Presidente José Carlos Malta conduziu reunião que apresentou os procedimentos especiais para proteção de magistrados. Foto: Caio Loureiro Presidente José Carlos Malta conduziu reunião que apresentou os procedimentos especiais para proteção de magistrados. Foto: Caio Loureiro

      O presidente José Carlos Malta Marques, conduziu, na tarde desta quarta-feira (22), reunião da Comissão de Segurança do Tribunal de Justiça de Alagoas (TJ/AL). O chefe da Assessoria Militar do TJ/AL, tenente-coronel Marcus Sampaio, apresentou à Comissão o projeto para o Plano de Proteção e Assistência aos Magistrados em Situação de Risco.

      A elaboração do Plano é uma determinação do Conselho Nacional de Justiça (CNJ) às Comissões de Segurança dos Tribunais, também criadas por orientação do CNJ. O documento deve regulamentar os procedimentos para o emprego de proteção individualizada a juízes e desembargadores que venham a sofrer ameaças devido ao exercício da jurisdição.

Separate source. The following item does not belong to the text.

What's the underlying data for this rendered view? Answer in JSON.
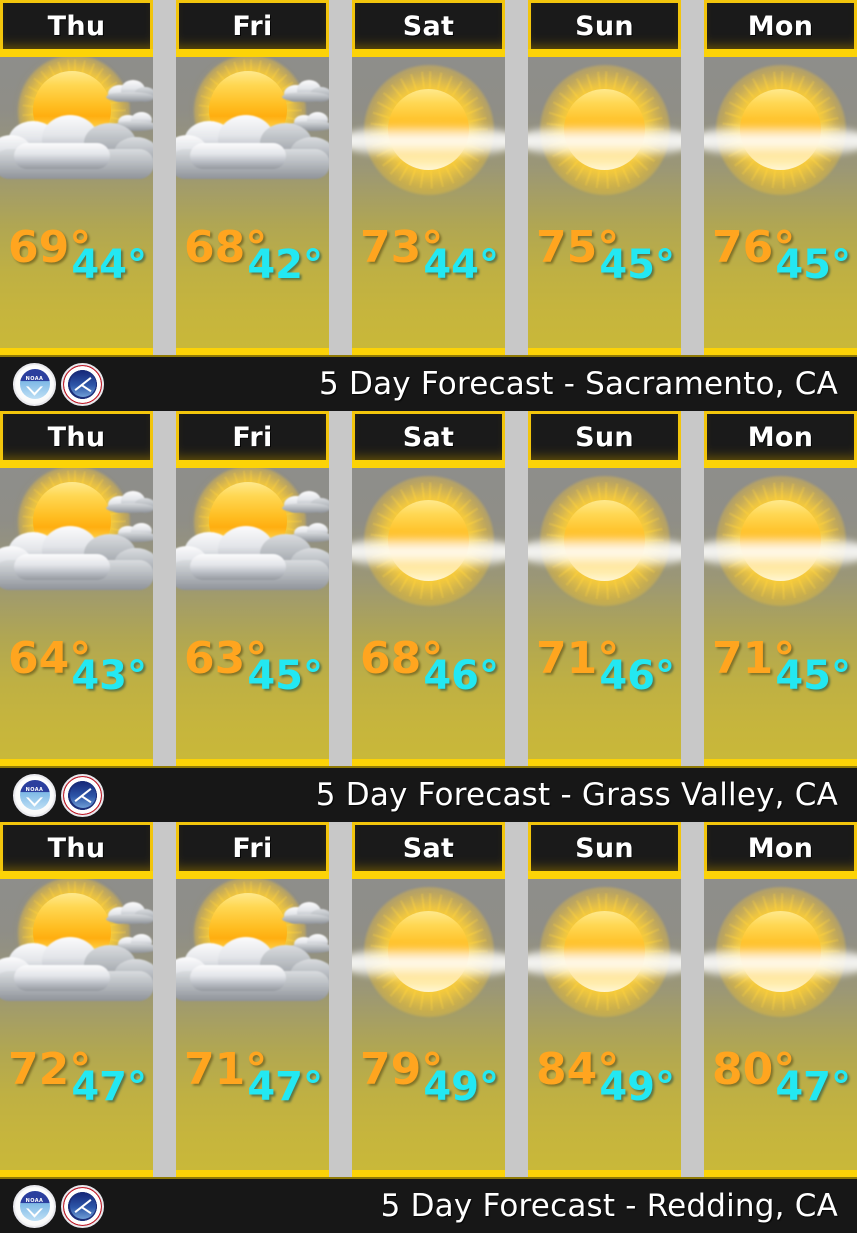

      “De forma preventiva, nós determinamos à nossa Assessoria Militar que fizesse composição de um plano emergencial de garantia da incolumidade física dos nossos magistrados”, explicou o desembargador José Carlos Malta.

      Participaram da reunião os juízes Maurício Brêda, presidente do Conselho Estadual de Segurança Pública (Conseg), e Rodolfo Osório, titular da 6ª Vara Criminal da Capital, ambos integrantes da Comissão. Os magistrados aprovaram o projeto, mas o Plano ainda terá algumas alterações e passará por votação no Pleno do Tribunal.

      Para Maurício Brêda, o Plano tratá mais tranquilidade para os magistrados e seus familiares. “A ideia principal é que o Tribunal tenha sempre, de plantão, todo o suporte para dar apoio ao magistrado que, no mínimo, sentir-se intimidado, e até efetivamente ameaçado”, esclareceu.

      Rodolfo Osório destacou que Alagoas já tinha procedimentos especiais de segurança para magistrados mesmo antes do atentado de vitimou, em 2011, a juíza Patrícia Acioli, do Rio de Janeiro. “Há alguns anos o Conselho de Segurança tem colocado imediatamente uma segurança para o juiz, quando ele relata alguma ameaça”, observou.

      “Essa Comissão é responsável não só por esse Plano, mas pela segurança de todo o Poder Judiciário, por exemplo, controle de acesso aos fóruns, com detectores de metais, cercas elétricas e circuitos de câmeras” informou o tenente-coronel Marcus Sampaio.